Friday, 17 January 2014

Lee Ufan

'Un art de la rencontre'

La Nature :

La Nature est insaisissable. L'Orient comme l'Occident la conçoivent de divers façons. Tantôt comme l'ensemble des objets qui nous entourent : arbres, pierres, eaux, montagnes ou oiseaux ; tantôt comme ce qui advient par soi-même, sans l'entremise humaine ; tantôt comme l'ensemble des éléments qui composent l'univers. Considérer la nature comme un objet permet à l'homme de la contrôler, sinon de la détruire. En revanche, la voir comme représentant l'univers du non-objectal ne laisse plus place à la mainmise humaine. Or, n'est ce pas justement parce qu'elle est infinie que la Nature est si souvent associée au 'mystère'?

Pour Héraclite, la Nature est le changement en soi, pour Lao-Tseu, le sans-limite. L'un et l'autre s'accordent donc à penser la Nature comme ce qui ne peut être ni délimité ne déterminé. Le physicien contemporain W. Heisenberg dit qu'elle est ce qui se situe hors de toute hypothèse et ne peut jamais devenir objet. le philosophe T. Adorno en parle dans le même sens, comme du 'dehors' qui ne se laisse pas circonscrire par la raison, et du pouvoir qui conduit à la critique et à la négation des institutions et de la culture.

En Orient, nombre de poètes et de sages ont aspiré à la Nature.`Parce qu'ils la voyaient, semble-t-il, non comme un havre de paix, mais plutôt comme le lieu où l'homme, affrontant sa propre solitude, devient un Autre. Il peut semble contradictoire que des êtres de culture soient fascinés par l'univers non artificiel de la Nature, mais tel est bien le paradoxe. Face au concept de Culture, signifiant d'une communauté tendant irrésistiblement vers la stabilité, la Nature est fondamentalement fluctuante, inconnue et extérieure.

Du point de vue des valeurs modernes, la Culture est, en tant que production humaine, supérieure à la Nature. N'ayant guère subi l'intervention humaine, la Nature n'est qu'un matériau de production ; elle est sans valeur et anhistorique. Or, l'espace communautaire fermé de la Culture étant déjà presque obsolète, il est presque impossible, aujourd'hui, d'envisager le futur de l'humanité à partir d'une conception aussi réductrice de l'histoire, centrée sur la production. L'homme se trouve donc acculé à la nécessité de réviser les valeurs de la modernité, axées systématiquement sur le faire. Il lui faut explorer de nouveaux modes de relation avec la Nature, qui reconnaissent la valeur du monde extérieur comme ce qui n'est pas agi ni déterminé. Il lui faut repenser l'histoire, en cherchent à y intégrer la Nature, au lieu de se focaliser sur une histoire de l'identité.
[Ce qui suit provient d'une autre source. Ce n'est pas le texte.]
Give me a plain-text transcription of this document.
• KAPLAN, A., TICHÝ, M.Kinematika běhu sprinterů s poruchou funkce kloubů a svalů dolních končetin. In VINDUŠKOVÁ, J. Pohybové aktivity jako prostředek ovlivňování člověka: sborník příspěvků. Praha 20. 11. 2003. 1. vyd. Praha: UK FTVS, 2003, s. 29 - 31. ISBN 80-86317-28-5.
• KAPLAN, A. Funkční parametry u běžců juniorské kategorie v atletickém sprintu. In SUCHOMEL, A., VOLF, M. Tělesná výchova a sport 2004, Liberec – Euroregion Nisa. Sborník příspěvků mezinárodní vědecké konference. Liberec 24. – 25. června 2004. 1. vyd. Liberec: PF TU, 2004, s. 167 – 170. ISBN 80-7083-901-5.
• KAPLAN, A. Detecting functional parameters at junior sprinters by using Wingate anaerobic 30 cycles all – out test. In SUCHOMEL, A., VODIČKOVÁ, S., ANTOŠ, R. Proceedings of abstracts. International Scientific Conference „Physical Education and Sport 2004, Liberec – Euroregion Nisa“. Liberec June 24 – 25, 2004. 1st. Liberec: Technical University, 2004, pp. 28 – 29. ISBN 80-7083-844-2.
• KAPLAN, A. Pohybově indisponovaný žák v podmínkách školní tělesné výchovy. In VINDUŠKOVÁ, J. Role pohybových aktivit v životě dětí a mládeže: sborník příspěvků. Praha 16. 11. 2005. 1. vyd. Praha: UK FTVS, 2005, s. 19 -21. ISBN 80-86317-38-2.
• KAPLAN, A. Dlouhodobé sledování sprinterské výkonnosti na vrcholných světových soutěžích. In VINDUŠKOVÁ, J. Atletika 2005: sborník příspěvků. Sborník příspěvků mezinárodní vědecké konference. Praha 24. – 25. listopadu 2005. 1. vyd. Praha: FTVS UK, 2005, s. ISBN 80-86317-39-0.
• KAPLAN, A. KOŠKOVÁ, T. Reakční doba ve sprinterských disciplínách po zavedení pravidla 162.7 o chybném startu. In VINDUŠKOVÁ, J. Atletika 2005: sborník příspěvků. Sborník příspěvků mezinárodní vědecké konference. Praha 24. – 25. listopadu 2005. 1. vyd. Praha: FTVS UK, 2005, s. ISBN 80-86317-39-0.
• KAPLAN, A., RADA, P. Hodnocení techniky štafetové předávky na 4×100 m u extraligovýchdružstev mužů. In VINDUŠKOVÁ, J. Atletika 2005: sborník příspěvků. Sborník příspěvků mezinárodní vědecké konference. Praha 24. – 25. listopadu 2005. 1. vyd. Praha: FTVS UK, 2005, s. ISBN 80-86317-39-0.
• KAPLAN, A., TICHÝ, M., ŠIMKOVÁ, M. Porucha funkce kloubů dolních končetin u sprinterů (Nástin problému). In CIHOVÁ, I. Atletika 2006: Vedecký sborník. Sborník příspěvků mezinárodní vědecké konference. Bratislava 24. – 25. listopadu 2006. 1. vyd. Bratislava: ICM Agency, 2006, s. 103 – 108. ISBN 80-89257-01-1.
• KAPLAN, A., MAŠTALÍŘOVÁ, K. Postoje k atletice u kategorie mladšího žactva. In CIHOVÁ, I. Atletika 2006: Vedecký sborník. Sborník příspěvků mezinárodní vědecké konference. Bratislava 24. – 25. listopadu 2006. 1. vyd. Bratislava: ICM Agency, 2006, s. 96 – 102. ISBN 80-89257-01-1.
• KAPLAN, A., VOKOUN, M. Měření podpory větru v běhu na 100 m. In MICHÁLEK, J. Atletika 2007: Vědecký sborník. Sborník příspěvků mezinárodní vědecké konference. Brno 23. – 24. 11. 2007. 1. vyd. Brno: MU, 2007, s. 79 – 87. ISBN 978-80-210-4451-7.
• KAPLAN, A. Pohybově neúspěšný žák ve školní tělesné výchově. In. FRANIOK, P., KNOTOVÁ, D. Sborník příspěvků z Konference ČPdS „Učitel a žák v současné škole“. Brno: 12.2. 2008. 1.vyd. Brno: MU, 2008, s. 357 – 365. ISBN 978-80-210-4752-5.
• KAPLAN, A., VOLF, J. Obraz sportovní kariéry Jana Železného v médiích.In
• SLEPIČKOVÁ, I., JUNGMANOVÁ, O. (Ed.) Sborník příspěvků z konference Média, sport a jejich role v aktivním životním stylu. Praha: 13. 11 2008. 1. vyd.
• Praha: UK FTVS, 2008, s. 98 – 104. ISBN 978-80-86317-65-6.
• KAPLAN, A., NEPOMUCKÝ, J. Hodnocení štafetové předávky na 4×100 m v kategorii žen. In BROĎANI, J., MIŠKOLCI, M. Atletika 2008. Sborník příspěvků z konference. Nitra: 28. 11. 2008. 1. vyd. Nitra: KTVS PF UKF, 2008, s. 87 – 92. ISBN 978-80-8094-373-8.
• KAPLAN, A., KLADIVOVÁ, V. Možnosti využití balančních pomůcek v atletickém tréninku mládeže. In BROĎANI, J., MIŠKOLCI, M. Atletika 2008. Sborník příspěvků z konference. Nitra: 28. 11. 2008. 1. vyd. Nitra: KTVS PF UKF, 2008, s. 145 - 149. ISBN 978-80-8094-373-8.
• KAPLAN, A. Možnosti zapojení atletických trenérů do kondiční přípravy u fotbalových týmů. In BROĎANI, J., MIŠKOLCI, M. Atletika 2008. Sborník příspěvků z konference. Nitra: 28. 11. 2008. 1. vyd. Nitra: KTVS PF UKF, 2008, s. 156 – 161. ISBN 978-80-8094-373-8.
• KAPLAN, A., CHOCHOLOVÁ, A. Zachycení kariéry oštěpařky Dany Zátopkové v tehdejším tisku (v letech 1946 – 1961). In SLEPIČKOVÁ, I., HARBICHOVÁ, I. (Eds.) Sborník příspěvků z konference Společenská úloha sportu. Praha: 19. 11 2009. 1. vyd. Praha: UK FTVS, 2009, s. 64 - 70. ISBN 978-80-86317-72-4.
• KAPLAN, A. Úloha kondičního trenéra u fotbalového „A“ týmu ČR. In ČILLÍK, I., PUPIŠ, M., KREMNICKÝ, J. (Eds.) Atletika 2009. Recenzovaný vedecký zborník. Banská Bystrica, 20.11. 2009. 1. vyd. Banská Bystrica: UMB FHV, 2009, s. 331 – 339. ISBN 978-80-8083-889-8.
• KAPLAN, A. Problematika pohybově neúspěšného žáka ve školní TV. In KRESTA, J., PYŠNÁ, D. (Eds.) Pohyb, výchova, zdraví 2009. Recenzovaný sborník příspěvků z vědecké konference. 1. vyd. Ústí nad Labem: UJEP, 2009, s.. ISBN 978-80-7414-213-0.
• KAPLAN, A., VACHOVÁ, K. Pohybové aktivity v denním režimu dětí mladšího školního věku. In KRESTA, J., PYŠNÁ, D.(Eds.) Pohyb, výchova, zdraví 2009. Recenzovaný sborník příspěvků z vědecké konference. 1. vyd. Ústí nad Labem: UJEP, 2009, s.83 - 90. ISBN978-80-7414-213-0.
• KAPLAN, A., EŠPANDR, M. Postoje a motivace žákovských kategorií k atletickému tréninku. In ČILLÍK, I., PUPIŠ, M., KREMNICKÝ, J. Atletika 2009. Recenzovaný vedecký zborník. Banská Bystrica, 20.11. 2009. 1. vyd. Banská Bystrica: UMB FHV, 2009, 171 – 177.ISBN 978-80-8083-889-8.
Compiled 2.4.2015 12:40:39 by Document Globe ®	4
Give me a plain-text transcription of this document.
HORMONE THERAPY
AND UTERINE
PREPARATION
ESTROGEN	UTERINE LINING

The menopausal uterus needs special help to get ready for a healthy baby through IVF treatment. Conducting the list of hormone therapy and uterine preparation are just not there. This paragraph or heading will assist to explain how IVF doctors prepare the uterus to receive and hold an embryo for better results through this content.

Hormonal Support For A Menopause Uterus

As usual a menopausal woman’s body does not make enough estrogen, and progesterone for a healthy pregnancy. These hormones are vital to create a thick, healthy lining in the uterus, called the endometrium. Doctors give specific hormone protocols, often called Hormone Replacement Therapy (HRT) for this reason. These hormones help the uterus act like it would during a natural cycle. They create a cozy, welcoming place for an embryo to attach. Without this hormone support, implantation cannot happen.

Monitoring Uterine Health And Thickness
La Nature est aujourd'hui un thème d'actualité. Ceci tient manifestement à la prise de conscience du fait que l'évolution technologique, liée à l'idéologie de la maîtrise humaine, est à l'origine du fantasme nihiliste d'uniformisation dans laquelle toute la société  à basculé. La réalité est là pour nous rappeler que la mise sous contrôle 'humain' de toute choses, par l'informatisation et la programmation, a pour contrepartie l'occultation de la Nature, pourchassée, exclue, en tant qu'élément extérieur. A force de perdre le sens de la réalité brute, naturelle, puisque tout tend à devenir indirect, nous n'avons plus guère la sensation de vivre, dans toute la richesse de ses contradictions.

Le premier pas vers la Nature est le présent. Champ dans lequel l'immédiat fonctionne avec l'institué, ou l'incertain entre en jeux. Qui vivifie étrangement l'homme. Qui l'illumine, comme toute rencontre. La Nature est l'Autre. Un Autre toujours stimulant. Un extérieur à jamais impossible à réifier. Vivre en quête d'inconnu, dans la rencontre avec l'Autre, est la condition sine qua non pour pouvoir parler d'infini.